Kelly Marie Tran, whose Rose Tico character in The Last Jedi (2017) and The Rise of Skywalker (’19) struck me as engaged and agreeable, is on the cover of The Hollywood Reporter. The core conveyance of Rebecca Sun’s profile piece is basically “okay, that was tough and people can be cruel, but I’m back and all the stronger for it.”
The title is “The Resurrection of Kelly Marie Tran: On Surviving Star Wars Bullying, the Pressures of Representation, and Raya and the Last Dragon.”
The basic paraphrased message of the piece is (a) “the fanboys tried to hurt me and actually did for a while, but I bounced back and here I am”, and (b) “I’ve also dropped a noticable amount of weight in order to look good in sequined gowns while at the same time telling the Instagram bullies to go eff themselves.”

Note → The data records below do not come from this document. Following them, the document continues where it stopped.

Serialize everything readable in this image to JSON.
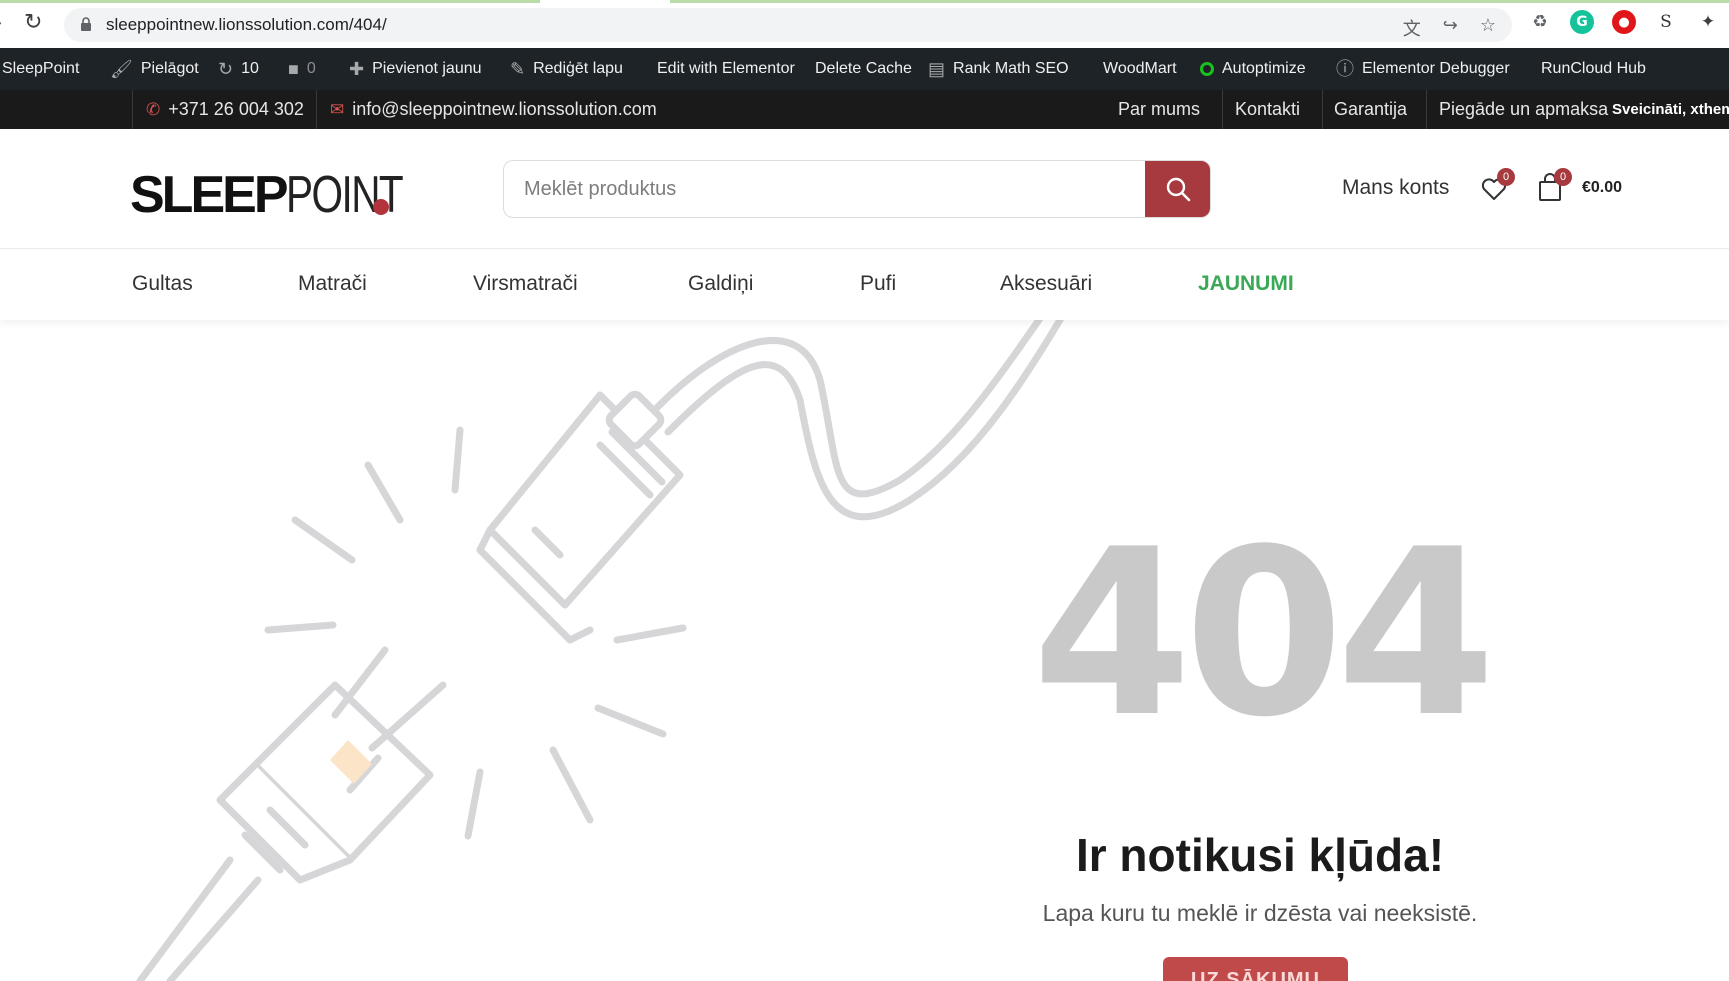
{
  "browser": {
    "url": "sleeppointnew.lionssolution.com/404/"
  },
  "adminbar": {
    "site": "SleepPoint",
    "customize": "Pielāgot",
    "updates": "10",
    "comments": "0",
    "new": "Pievienot jaunu",
    "edit_page": "Rediģēt lapu",
    "elementor": "Edit with Elementor",
    "delete_cache": "Delete Cache",
    "rank_math": "Rank Math SEO",
    "woodmart": "WoodMart",
    "autoptimize": "Autoptimize",
    "debugger": "Elementor Debugger",
    "runcloud": "RunCloud Hub"
  },
  "topbar": {
    "phone": "+371 26 004 302",
    "email": "info@sleeppointnew.lionssolution.com",
    "links": [
      "Par mums",
      "Kontakti",
      "Garantija",
      "Piegāde un apmaksa"
    ],
    "greeting": "Sveicināti, xthem"
  },
  "header": {
    "logo_bold": "SLEEP",
    "logo_thin": "POINT",
    "search_placeholder": "Meklēt produktus",
    "account": "Mans konts",
    "wishlist_count": "0",
    "cart_count": "0",
    "cart_total": "€0.00"
  },
  "nav": {
    "items": [
      "Gultas",
      "Matrači",
      "Virsmatrači",
      "Galdiņi",
      "Pufi",
      "Aksesuāri",
      "JAUNUMI"
    ]
  },
  "error": {
    "code": "404",
    "title": "Ir notikusi kļūda!",
    "subtitle": "Lapa kuru tu meklē ir dzēsta vai neeksistē.",
    "button": "UZ SĀKUMU"
  },
  "colors": {
    "brand_red": "#a63a3f",
    "accent_green": "#3aa856",
    "code_gray": "#c9c9c9"
  }
}
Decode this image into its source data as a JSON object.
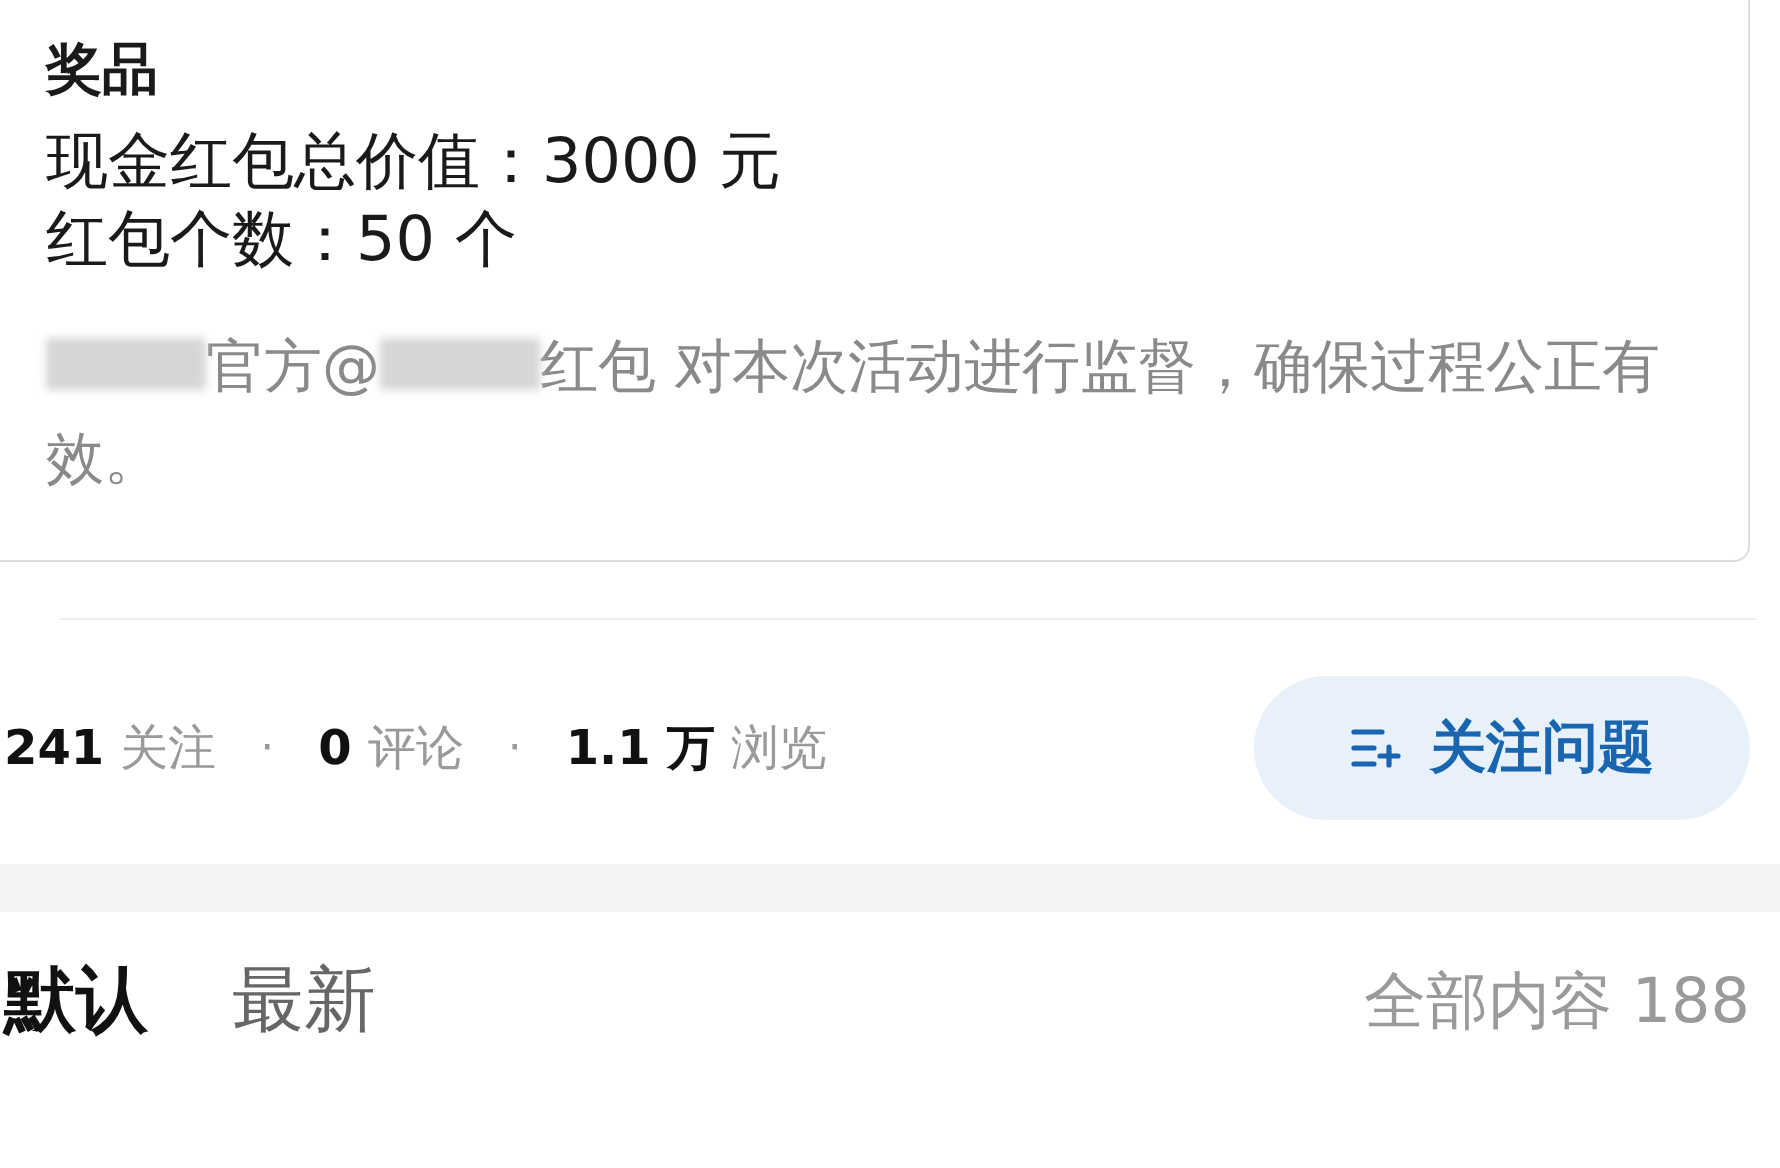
{
  "prize_card": {
    "title": "奖品",
    "lines": [
      "现金红包总价值：3000 元",
      "红包个数：50 个"
    ],
    "note": [
      {
        "kind": "redacted"
      },
      {
        "kind": "text",
        "text": "官方@"
      },
      {
        "kind": "redacted"
      },
      {
        "kind": "text",
        "text": "红包 对本次活动进行监督，确保过程公正有效。"
      }
    ]
  },
  "stats": [
    {
      "number": "241",
      "label": "关注"
    },
    {
      "number": "0",
      "label": "评论"
    },
    {
      "number": "1.1 万",
      "label": "浏览"
    }
  ],
  "stat_separator": "·",
  "follow_button": {
    "label": "关注问题"
  },
  "tabs": [
    {
      "label": "默认",
      "selected": true
    },
    {
      "label": "最新",
      "selected": false
    }
  ],
  "content_count": "全部内容 188"
}
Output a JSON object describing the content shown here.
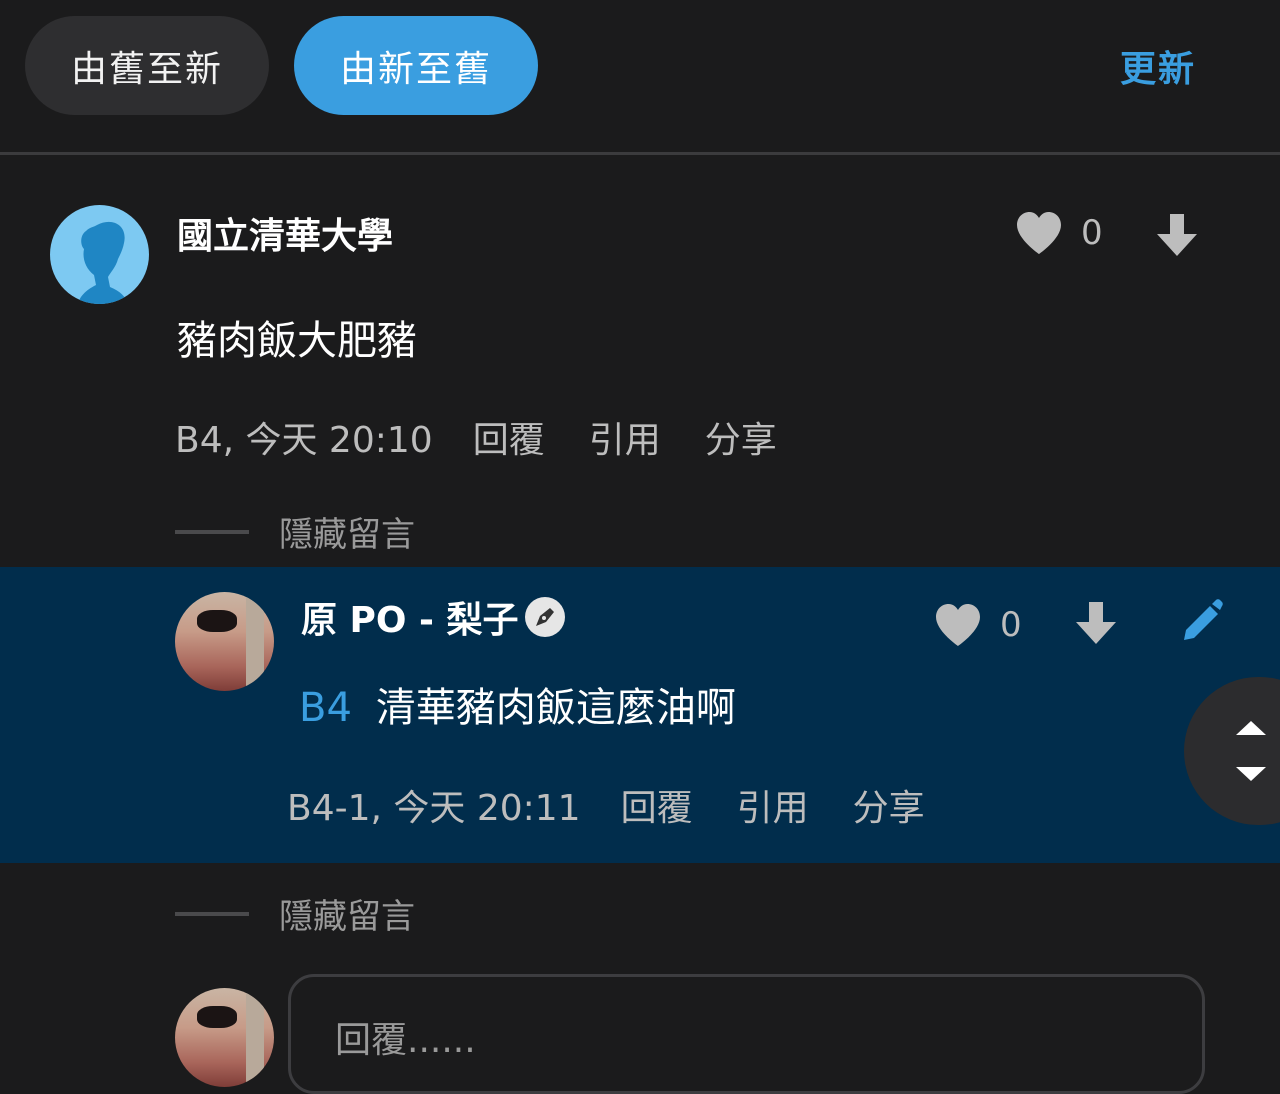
{
  "sort_bar": {
    "oldest_first_label": "由舊至新",
    "newest_first_label": "由新至舊",
    "refresh_label": "更新"
  },
  "comment": {
    "author": "國立清華大學",
    "text": "豬肉飯大肥豬",
    "floor": "B4, 今天 20:10",
    "likes": "0",
    "actions": {
      "reply": "回覆",
      "quote": "引用",
      "share": "分享"
    },
    "hide_label": "隱藏留言"
  },
  "reply": {
    "author": "原 PO - 梨子",
    "tag": "B4",
    "text": "清華豬肉飯這麼油啊",
    "floor": "B4-1, 今天 20:11",
    "likes": "0",
    "actions": {
      "reply": "回覆",
      "quote": "引用",
      "share": "分享"
    },
    "hide_label": "隱藏留言"
  },
  "reply_box": {
    "placeholder": "回覆......"
  },
  "colors": {
    "accent": "#3a9ee0",
    "background": "#1b1b1c",
    "highlight": "#012d4c",
    "icon_gray": "#bdbdbd"
  },
  "icons": [
    "heart-icon",
    "downvote-icon",
    "edit-icon",
    "author-badge-icon",
    "scroll-updown-icon"
  ]
}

Why exactly was Tran subjected to so much racist and sexist online harassment by Star Wars neckbeards? Esquire‘s Dom Nero posted the following on 6.5.18:
“Since the earliest promos for The Force Awakens, members of this testosterone-fueled community have flooded the internet with their regressive criticisms that Star Wars seems to no longer be a white male-led franchise. In spite of virtually every movie in the new Disney iteration of the series being headlined by white actors, many fans feel that there is a ‘social justice warrior’ or ‘liberal’ conspiracy within the new Star Wars films — and it’s no surprise that this level of unrest has come about only when Kathleen Kennedy, a woman, stepped in to be the new president of Lucasfilm.
“These fans were especially, as they would say, triggered by Tran’s character in The Last Jedi, namely because she is (a) an Asian-American of Vietnamese descent, b) a woman, and (c) not the [right kind of] Hollywood female body type.”